On a side note, this is often what P2P software companies try to argue about their products. Yes, you can download music illegally, but you can share totally legal stuff like free software! This can be a protection, but what often happens is that they adversities the illegal benefits of their product, and thus are guilty of inducement, or suggesting that you violate copyright.

Thus, this case created a precedent that home viewers can create copies of shows for home use (not for profit), and the companies creating those copying technologies are generally safe, as long as there is a legal purpose for those technologies.

Streaming DVRs

As technology progressed, new features were added and litigated. Recently, Cablevision a cable company introduced a product that acted as a DVR, but stored the shows on the company?s servers and then streamed the programming to the consumer when they decided to watch it. This meant no home DVR was recording the show.

The content producers sued claiming Cablevision was violating their rights by making a copy of a copyrighted work, and then putting out a public performance of a copyrighted work. The Court again sided the technology producer. They claimed that since a user was directing the copy to be made, this again was a legal copy, and that since the one copy was going to one customer, the transmission to the home user from the company?s hard drive was not a public performance.

The Hopper

Now we come to Dish?s new product. It seems to me that this case will turn on the factors the Courts have focused on in the past, but one new aspect will be addressed (which is exciting as a copyright nerd).

  • Who is making the recording?

The courts have protected the DVR companies in the past when the user is the one requesting the recording be made. Even when Cablevision stored the recording, the fact that the customer requested it protected them from liability. Here, is the customer requesting the recording? According to the ad, The Hopper records all the primetime networks every night.
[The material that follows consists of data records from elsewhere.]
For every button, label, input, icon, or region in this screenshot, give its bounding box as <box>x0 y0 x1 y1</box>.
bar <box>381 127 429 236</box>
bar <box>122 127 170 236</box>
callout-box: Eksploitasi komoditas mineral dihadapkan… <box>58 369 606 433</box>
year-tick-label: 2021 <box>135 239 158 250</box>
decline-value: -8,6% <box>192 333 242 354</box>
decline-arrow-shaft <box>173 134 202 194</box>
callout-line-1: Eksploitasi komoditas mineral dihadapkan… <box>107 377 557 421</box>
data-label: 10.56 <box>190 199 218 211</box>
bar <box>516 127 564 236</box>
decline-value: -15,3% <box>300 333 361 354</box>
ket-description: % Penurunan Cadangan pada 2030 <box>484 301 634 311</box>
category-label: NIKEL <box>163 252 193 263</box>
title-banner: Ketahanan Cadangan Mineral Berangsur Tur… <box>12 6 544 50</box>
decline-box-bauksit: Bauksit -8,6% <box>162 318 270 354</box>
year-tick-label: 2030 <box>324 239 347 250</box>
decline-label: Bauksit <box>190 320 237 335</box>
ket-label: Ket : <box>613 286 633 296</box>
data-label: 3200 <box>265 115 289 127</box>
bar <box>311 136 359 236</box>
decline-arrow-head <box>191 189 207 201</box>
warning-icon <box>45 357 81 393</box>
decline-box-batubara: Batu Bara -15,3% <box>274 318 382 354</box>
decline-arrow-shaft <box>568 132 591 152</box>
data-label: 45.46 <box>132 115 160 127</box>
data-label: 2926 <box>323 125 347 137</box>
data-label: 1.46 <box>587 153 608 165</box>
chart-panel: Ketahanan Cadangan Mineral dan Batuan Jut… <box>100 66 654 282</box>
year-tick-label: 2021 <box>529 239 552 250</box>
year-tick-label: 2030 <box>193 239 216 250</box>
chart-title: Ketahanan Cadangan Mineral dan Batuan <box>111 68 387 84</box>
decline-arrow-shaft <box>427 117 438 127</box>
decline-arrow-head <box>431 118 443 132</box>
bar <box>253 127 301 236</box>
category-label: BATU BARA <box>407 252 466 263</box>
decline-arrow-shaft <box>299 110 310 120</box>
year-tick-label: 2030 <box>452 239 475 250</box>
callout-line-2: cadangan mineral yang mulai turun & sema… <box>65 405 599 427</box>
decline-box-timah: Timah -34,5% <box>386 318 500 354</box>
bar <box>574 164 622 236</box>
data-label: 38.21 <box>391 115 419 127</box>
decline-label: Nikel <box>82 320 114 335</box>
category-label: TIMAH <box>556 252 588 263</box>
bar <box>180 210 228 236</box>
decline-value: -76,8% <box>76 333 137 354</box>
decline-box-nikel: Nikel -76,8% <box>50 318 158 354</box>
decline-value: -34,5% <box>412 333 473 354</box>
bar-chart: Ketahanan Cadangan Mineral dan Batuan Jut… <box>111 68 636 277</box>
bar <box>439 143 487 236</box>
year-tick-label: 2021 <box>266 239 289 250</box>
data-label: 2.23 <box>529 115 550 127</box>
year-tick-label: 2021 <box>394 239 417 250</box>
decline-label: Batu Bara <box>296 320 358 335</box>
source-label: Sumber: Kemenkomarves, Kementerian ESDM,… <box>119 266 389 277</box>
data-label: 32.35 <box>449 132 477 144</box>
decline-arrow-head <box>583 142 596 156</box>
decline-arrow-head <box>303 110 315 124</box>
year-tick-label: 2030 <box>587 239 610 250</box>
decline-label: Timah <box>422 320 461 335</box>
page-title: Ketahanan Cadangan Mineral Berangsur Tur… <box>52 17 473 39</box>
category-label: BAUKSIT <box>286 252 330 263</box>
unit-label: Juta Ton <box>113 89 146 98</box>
Is the user really ?requesting? this, even if they choose the ?Primetime? option? How does the fact that Dish sends the jump points back to the DVR (which stores the video) factor in?

  • What is included in the copyrighted work?

The networks obviously have copyright protection in their programming. However, does this extend to the commercials that appear between the shows? I can see an argument that the entirety of what is coming off their broadcast is their programming. Will the court accept that? Before, using traditional DVRs, customers saved the ?entire? program, ads and all. Even if they chose to skip them, they still were saving them. Here, the ads are cut out. Is that a derivative work? Or an unlawful reproduction of the original programming?

Conclusion

In the end, this will be a big decision for the networks. If allowed, new models for advertisers will have to be created. You will probably see much more product placement, in-show type advertising. Further, one expert hinted that you could see permanent bottom-third style ads (like those pop ups on Youtube, or the ticker on CNN) instead of commercial breaks. However, should we be protecting an old business model just for the sake of propping up an industry? Perhaps this will force new revenue models that some have said are long overdue.

Like this:

Be the first to like this post.

west memphis three shaun white taxes game of thrones season 2 trailer sag award winners girl scout cookies screen actors guild

No comments:

Post a Comment

Note: Only a member of this blog may post a comment.